Affiche de protection placée par les Allemands sur les dépôts d’œuvres d’art pendant la guerre (photocopie)

Affiche de protection placée par les Allemands sur les dépôts d’œuvres d’art pendant la guerre (photocopie), anonyme, 1940, papier imprimé, Paris, Ministère des Affaires Etrangères, © Ministère des Affaires Etrangères. 

Rose Valland ne se contente pas de ficher ce que pille l'Occupant, ce qui est déjà beaucoup. Rappelons que les bâtiments du Louvre et du Jeu de Paume sont placés sous la protection militaire des Allemands comme le suggère l'affiche ci-contre, cela signifie que l'accès y est strictement impossible et que le secret le plus total doit régner sur tout ce qui s'y passe. Un jour que Rose Valland est surprise à déchiffrer une adresse, le docteur Lohse lui rappelle que tout est secret et qu'il y aurait des risques sérieux à parler de ce qui se passe dans la maison : « en me regardant dans les yeux il me dit que je pourrais être fusillée. » (8 février 1944 - extrait d'une note de Rose Valland conservée aux Archives des Musées Nationaux - cote MR 32).

Elle profite également de sa position stratégique pour avertir son directeur (et supérieur aussi dans la Résistance), Jacques Jaujard, de toutes les allées et venues des dignitaires nazis.

Elle rédige des centaines de notes.

« Monsieur le Directeur, J'ai l'honneur de vous faire savoir que le Maréchal Goering est venu le… au Jeu de Paume et il est reparti… heures après. »

On mesure mieux l'audace de Rose Valland, en lisant les rapports de Goering témoignant d'un dispositif sans faille.

Un fichage périlleux

Par quatre fois Rose Valland est priée par l'Occupant de quitter le Jeu de Paume :

« Les Allemands ne me prirent qu'une fois en flagrant délit, en train de déchiffrer des adresses […].
De plus en plus cependant ils me considéraient comme un témoin gênant, à supprimer avant la fin des hostilités, avait décidé Von Behr. Je devais être emmenée en Allemagne et liquidée la frontière passée… »

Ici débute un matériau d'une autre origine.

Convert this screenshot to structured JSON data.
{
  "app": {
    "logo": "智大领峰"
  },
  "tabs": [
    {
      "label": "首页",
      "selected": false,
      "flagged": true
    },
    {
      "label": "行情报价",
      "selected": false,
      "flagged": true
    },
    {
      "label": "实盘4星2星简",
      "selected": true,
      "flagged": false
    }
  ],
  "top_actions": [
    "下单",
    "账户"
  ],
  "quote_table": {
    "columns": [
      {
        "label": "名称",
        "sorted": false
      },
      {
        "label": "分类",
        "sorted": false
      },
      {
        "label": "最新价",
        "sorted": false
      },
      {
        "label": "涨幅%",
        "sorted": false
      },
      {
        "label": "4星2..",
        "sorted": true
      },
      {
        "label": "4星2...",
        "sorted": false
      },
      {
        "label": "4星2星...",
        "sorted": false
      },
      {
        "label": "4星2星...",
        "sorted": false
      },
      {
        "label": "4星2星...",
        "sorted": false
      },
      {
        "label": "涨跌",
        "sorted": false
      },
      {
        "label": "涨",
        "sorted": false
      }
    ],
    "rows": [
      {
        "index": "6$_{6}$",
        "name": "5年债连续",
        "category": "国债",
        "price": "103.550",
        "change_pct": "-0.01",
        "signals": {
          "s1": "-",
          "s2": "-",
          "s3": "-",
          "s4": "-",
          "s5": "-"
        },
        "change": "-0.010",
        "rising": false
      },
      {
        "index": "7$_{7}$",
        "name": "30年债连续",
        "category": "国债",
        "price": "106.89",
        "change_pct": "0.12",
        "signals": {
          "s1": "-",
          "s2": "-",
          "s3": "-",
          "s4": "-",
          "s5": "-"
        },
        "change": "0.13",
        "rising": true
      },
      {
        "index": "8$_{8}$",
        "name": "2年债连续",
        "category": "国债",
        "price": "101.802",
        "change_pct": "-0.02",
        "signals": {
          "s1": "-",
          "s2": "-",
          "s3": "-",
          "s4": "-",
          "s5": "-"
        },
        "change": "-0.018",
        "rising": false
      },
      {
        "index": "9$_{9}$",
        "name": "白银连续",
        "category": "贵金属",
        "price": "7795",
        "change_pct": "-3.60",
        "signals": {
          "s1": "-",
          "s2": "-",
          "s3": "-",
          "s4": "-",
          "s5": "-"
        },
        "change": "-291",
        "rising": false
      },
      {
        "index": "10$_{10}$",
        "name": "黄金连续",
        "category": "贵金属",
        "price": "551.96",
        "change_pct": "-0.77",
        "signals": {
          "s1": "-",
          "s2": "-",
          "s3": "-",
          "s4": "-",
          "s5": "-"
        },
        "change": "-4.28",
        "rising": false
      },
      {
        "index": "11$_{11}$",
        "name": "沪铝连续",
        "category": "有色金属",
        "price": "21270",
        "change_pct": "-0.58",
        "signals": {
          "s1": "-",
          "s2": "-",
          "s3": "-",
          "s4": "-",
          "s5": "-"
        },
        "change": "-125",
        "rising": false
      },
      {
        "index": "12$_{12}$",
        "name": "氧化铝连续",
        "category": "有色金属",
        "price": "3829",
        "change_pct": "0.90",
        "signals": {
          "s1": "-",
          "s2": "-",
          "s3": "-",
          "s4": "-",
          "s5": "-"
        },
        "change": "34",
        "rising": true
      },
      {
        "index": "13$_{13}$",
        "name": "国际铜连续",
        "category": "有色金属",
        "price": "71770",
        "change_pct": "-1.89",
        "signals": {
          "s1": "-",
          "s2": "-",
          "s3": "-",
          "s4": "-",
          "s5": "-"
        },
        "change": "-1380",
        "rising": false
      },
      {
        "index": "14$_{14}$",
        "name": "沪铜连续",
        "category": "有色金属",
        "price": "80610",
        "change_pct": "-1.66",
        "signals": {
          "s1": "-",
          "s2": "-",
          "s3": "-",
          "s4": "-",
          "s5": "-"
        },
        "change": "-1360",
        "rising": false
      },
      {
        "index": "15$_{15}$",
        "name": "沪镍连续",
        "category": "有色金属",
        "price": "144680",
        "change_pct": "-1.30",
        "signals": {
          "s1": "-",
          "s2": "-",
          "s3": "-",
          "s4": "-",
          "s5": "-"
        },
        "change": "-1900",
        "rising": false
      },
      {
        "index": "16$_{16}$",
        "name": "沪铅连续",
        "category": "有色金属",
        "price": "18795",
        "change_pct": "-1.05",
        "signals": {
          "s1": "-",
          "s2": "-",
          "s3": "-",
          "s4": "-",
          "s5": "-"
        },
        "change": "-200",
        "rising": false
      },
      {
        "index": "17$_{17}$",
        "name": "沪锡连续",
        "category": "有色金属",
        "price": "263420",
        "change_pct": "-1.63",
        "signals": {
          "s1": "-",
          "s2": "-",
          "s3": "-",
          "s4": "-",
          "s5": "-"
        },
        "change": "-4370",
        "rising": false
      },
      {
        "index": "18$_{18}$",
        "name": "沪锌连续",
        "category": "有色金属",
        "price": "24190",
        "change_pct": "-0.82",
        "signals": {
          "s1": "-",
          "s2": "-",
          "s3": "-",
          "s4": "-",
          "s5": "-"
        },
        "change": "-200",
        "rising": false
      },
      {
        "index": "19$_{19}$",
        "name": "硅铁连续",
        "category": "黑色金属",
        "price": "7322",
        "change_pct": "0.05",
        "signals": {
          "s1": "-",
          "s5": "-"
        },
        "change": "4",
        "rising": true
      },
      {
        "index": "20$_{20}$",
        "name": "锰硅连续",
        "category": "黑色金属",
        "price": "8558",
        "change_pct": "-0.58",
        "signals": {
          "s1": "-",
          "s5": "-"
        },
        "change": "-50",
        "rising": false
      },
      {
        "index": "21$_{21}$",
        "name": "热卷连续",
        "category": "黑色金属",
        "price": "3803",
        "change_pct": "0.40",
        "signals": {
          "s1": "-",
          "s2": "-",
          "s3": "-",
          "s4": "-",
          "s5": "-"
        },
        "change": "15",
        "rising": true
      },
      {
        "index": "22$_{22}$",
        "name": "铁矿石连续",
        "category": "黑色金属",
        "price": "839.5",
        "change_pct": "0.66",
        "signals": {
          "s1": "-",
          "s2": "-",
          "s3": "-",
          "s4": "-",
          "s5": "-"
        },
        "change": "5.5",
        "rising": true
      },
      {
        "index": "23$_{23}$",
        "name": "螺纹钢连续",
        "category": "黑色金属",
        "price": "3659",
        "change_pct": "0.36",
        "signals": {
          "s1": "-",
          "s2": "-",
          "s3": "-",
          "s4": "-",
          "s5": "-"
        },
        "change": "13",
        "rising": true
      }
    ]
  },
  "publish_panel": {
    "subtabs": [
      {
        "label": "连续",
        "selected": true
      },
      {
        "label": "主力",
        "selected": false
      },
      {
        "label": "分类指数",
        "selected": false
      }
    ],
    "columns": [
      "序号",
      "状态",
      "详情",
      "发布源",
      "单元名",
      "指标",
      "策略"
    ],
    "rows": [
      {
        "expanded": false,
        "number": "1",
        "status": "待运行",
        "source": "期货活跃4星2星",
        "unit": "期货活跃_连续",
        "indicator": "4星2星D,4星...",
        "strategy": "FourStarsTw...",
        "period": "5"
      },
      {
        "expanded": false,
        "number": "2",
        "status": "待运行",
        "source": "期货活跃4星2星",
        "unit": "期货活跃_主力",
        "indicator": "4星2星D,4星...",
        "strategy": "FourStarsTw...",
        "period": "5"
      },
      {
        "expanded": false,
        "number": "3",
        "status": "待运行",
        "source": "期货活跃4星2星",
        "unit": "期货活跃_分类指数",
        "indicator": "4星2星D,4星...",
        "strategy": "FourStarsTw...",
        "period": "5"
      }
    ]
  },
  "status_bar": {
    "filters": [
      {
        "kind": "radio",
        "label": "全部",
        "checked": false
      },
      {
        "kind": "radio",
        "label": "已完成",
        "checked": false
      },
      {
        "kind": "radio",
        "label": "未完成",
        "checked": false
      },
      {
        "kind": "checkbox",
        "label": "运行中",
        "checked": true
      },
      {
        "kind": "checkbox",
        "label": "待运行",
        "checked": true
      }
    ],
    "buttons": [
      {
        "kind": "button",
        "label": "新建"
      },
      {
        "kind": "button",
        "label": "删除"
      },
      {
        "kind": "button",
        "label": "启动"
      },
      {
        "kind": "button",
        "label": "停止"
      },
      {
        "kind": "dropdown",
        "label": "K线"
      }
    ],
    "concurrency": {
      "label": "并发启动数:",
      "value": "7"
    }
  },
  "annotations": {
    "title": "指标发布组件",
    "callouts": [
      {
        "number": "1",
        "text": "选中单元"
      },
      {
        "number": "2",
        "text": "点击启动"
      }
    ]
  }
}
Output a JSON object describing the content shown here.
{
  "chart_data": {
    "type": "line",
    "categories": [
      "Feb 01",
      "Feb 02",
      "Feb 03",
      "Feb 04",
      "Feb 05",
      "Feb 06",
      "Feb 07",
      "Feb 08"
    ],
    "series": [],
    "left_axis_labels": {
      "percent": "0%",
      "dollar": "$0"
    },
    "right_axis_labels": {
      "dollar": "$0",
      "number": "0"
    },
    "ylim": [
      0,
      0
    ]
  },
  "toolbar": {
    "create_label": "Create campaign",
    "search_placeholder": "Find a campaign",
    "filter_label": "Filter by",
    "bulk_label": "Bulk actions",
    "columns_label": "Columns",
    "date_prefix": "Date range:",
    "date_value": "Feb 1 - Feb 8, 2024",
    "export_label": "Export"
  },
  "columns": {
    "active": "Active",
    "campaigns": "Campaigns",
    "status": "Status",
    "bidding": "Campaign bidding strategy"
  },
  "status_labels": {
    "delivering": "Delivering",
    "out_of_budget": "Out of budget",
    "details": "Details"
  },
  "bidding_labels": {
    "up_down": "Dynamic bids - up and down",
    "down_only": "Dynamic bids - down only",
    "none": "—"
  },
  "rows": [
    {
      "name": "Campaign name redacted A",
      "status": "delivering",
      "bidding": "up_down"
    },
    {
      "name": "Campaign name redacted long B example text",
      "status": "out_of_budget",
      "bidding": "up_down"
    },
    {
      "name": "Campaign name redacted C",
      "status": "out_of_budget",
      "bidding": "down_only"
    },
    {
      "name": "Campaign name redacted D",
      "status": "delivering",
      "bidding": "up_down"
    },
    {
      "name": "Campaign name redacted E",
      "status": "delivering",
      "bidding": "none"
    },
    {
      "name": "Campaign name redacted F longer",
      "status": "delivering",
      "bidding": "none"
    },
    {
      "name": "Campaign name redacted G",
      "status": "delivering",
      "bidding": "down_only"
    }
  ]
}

« Il fut demandé au personnel français de signer une attestation par laquelle il s'engageait sous serment à ne jamais dévoiler ni pendant ni après la guerre, ce qu'il avait vu au Jeu de Paume. Je refusai ».

(Rose Valland, Sur le front de l'art, op. cit., pp. 83-84).

Goering choisissant des tableaux

Goering choisissant des tableaux, anonyme, 1940, photographie noir et blanc, Saint Etienne de Saint Geoirs, Association 'La Mémoire de Rose Valland', © Association 'La Mémoire de Rose Valland'.

« Tout ce que je voyais et entendais finissait par constituer dans le fichier de ma mémoire et de mes notes, une importante réserve, d'après laquelle je m'efforçais de connaître autant que possible les opérations et projets de l'ERR. Tout était à surveiller et à retenir car on ne sait jamais sur le moment le détail qui comptera plus tard… ».

(Rose Valland, Sur le front de l'art, op. cit., p.79.)

Rapport de Goering, 1er mai 1941

« 1er mai 1941
La lutte contre les juifs, francs-maçons, leurs alliés et autres puissances spirituelles apparentées, constitue pour le national socialisme une tâche urgente à accomplir pendant la guerre. C'est pourquoi j'ai approuvé la décision du Reichsleiter Rosenberg de créer des états-majors spéciaux dans tous les territoires occupés. La mission de ces états-majors est de s'emparer de tous les matériaux d'études et de biens culturels appartenant aux milieux ci-dessous nommés, et de les transporter en Allemagne. Par conséquent, j'ordonne à tous les services du Parti, de l'Etat et de l'armée d'aider et d'appuyer de toute manière imaginable […] de son remplaçant, le colonel de la croix rouge allemande, camarade de parti Von Behr, et de leur faciliter ainsi l'accomplissement de leur tâche. J'ordonne en même temps aux derniers nommés de me rendre compte de leur travail et surtout des difficultés rencontrées ».

Cité dans Rose Valland, Sur le front de l'Art, op. cit., document 8, p. 240-241.